How to make sure local hospitals are helping those facing homelessness

Some NHS services have a legal duty to alert their local housing authority if they identify someone who they believe is homeless or at risk of becoming so. Find out the questions you can ask your NHS to understand if they are meeting this duty.
Person holding shape of a home in their hands

Health and homelessness

Ill health can be both a cause and result of homelessness.

The health and wellbeing of people who experience homelessness are poorer than that of the general population. They often experience the most significant health inequalities. The longer a person experiences homelessness, the more likely their health and wellbeing will be at risk.

Role of professionals

Working with other services, NHS professionals can play an important role in helping to:

  • identify and prevent homelessness,
  • reduce the effect on health that homelessness can cause, and
  • make sure that poor health does prevent those who are experiencing homelessness moving on to a home of their own.

What is the Duty to Refer?

Since April 2018, public bodies - like hospitals, job centres and prisons - have had to tell a local housing authority if they identify someone who they believe is currently homeless or may be threatened with homelessness within 56 days. 

For the NHS, the Duty to Refer applies to all emergency departments, urgent treatment centres and hospitals providing inpatient care.

The notification, which requires the consent of an individual, aims to help people get access to homelessness services as soon as possible.

Find out more about the 'Duty to Refer'

Part of the Homelessness Reduction Act 2017, the Duty to Refer aims to help make sure that services are working together effectively to prevent homelessness by ensuring that peoples’ housing needs are considered when they come into contact with public authorities.

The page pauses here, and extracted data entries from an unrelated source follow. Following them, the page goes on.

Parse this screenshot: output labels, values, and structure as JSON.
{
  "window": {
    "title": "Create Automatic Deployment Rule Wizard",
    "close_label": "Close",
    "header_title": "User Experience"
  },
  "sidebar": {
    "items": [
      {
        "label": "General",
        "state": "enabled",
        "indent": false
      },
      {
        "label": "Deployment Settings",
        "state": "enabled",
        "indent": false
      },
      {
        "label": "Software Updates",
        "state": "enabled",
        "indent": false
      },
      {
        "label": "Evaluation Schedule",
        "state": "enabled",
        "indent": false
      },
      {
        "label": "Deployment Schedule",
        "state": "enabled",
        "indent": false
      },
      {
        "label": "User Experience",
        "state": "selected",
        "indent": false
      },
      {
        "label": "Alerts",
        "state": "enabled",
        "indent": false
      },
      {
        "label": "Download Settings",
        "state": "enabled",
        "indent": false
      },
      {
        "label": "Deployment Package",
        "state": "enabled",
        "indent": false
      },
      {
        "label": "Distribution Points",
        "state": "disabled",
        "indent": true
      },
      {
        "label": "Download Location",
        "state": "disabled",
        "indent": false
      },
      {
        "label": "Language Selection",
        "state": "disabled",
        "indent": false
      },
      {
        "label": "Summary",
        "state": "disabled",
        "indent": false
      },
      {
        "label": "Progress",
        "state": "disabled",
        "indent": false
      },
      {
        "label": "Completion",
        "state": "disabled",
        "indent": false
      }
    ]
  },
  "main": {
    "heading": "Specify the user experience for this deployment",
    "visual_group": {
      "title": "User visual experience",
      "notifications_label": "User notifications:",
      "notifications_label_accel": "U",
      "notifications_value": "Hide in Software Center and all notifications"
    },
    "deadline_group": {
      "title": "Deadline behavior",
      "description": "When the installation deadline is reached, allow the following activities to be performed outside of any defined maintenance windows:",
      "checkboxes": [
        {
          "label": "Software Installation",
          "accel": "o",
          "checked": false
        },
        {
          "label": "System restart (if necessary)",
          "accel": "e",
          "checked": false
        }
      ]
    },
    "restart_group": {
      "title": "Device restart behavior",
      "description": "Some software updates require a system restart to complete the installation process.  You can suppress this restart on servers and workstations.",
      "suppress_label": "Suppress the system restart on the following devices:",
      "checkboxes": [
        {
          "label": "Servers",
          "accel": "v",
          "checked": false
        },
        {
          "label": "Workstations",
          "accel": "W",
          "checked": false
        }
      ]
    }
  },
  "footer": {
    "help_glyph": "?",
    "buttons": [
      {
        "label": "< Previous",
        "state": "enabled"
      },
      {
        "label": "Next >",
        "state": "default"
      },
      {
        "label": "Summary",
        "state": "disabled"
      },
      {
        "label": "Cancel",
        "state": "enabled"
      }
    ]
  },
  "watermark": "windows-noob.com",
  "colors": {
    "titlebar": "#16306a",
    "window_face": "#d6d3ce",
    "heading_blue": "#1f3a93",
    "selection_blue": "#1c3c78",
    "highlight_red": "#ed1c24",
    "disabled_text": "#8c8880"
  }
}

Although it is up to public bodies in a local area to decide how the duty will work in practice, Government guidance sets out further information about how referrals should work and the minimum information needed.

Find out more

Questions to ask your NHS

It is important that your NHS knows the steps they can take when they come into contact with someone who is homeless or is facing homelessness.

Here is a set of questions you can ask your NHS to help highlight the importance of tackling homelessness.

  1. Are you aware of the 'Duty to Refer' which came into force in October 2018?
  2. Are you aware of the need for certain health services to refer someone, with the patient’s permission, to the local authority housing team if they are experiencing homelessness or are at risk of becoming homeless in the next 56 days?
  3. Housing is as a key determinant of health. As part of a person-centred approach, what steps are you taking to understand your patients’ housing situation and to support recovery when their housing status is affecting their health?
  4. Do you discharge patients from inpatient services without a home or address to go to? If so, how do you monitor this and make sure plans are put in place before discharge to support recovery and reduce the risk of harm and readmission?
  5. How are the deaths of people sleeping rough investigated? Is this in the same way as any other unexpected death that happens elsewhere in the community or statutory services?
  6. How does your work with people experiencing homelessness safeguard them and reduce the risk of them experiencing abuse?
  7. Are you confident your staff are aware of the causes and impact of homelessness and their duties under homelessness legislation?
  8. What considerations have made in your policies and plans to help reduce homelessness and the impact of homelessness?

These questions were developed by Shared Ventures who, as part of the Keep Well Collaborative, have developed a fuller briefing for local Healthwatch to help you understand the role you can play in helping to tackle homelessness in your area.